In more recent years, a game that Woods helped bring to a huge new audience was increasingly being thought of as too time-consuming, too expensive, too difficult and, in many cases, too shuttered off from minorities and kids.

But this spring, as America shut down its malls, gyms, restaurants, movie theaters and even its office buildings, golf started getting a fresh look from people who hadn't thought about it in years.

“A lot of people look around and say, ‘there’s nothing else to do, might as well dust off the clubs and let's go play golf,'” Caron said. “They're outside, they're with their friends. They can still have a beer afterward, outside on the patio.”

This week, Caron and his 19 compatriots are leaving the tee times and the golf shop to the rest of the staff so they could make the trip to San Francisco for the first major of 2020 — a trip most club pros can only dream of.

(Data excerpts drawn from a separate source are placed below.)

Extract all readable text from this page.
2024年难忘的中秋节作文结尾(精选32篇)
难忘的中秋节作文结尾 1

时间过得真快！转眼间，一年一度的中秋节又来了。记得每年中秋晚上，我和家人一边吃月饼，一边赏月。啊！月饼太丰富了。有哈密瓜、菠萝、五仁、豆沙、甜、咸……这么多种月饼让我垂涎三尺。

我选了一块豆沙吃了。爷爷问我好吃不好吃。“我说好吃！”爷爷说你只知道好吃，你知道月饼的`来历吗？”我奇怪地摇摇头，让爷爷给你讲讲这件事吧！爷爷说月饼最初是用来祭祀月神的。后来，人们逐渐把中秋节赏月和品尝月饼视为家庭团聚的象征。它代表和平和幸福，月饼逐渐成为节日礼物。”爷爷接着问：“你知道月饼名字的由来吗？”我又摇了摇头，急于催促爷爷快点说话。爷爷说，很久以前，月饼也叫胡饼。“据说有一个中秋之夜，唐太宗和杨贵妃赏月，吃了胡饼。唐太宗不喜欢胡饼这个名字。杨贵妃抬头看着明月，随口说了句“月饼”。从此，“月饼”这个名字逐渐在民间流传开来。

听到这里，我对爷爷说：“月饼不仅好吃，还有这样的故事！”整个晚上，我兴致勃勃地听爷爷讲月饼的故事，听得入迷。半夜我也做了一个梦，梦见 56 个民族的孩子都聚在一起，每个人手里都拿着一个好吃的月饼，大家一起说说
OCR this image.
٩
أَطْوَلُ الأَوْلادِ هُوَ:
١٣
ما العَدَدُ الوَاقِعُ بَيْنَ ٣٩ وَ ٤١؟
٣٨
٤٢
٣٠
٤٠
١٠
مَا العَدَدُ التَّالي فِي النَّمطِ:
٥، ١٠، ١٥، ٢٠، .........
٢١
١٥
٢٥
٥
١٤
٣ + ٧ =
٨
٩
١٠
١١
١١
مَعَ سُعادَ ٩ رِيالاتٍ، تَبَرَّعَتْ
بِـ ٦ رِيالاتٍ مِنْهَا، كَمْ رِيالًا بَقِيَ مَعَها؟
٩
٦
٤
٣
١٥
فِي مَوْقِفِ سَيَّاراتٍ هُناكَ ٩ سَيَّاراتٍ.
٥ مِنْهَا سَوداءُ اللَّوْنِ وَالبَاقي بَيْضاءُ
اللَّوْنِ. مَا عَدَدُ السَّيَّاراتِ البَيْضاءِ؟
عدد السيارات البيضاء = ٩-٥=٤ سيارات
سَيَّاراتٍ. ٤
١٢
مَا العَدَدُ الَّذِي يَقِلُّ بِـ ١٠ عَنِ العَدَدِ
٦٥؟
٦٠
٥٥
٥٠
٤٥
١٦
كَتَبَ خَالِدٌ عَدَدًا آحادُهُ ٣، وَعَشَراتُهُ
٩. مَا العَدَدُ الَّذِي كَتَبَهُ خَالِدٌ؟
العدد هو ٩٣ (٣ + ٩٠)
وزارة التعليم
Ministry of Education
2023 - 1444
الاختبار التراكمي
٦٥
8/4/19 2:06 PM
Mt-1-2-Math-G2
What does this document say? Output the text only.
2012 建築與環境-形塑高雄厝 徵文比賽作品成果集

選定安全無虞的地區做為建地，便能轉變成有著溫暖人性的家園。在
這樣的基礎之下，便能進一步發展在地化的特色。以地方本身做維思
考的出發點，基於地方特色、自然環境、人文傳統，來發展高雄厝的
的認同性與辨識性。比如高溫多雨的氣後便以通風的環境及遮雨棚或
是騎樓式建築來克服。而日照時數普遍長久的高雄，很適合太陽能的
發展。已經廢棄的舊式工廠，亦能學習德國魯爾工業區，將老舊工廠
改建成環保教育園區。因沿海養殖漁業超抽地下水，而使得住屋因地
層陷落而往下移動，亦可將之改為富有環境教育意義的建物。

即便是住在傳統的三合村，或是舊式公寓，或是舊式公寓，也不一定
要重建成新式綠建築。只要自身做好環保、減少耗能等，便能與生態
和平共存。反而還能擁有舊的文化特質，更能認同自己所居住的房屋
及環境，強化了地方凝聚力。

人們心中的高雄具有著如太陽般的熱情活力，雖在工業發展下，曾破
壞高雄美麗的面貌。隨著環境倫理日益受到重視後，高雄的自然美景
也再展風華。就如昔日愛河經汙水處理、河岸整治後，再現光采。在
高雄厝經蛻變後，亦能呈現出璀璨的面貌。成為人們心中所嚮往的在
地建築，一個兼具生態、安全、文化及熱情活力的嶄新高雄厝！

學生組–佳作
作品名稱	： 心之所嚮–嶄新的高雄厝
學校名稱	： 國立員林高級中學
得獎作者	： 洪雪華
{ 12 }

With the normal qualifying tournament scrubbed due to the virus, the PGA chose the top 20 on its 2019 Player of the Year list for the trip to San Francisco. For Caron, who spent time on the PGA Tour in the early 2000s, this marks a back-to-back trip to the major. He's preparing for quite a different experience from his debut, at Bethpage Black last year: No fans. Lots of masks. Lots of hand washing and social distancing.

“I think it's going to take out some of the nerves,” Caron said. “Not playing in front of people, it'll feel more like playing in your three-ball game with two other guys back at home.”

Not to worry. When he returns to New York, he'll see people. Plenty of them. At Mill River these days, it's nonstop tee times from 7 a.m. to noon on Saturdays. Weekdays are busier, too, as people who haven't returned to their offices in the city sneak out for “Emergency Nines” and such. Same thing at Glenarbor, where Labritz works.

“I just have to be super careful, wash my hands like 27,000 times a day, lots of hand sanitizer,” he said. “And now when I teach a lesson, I just ask: ‘Are you healthy? Have you had COVID?’ It's all just a sign of the times.”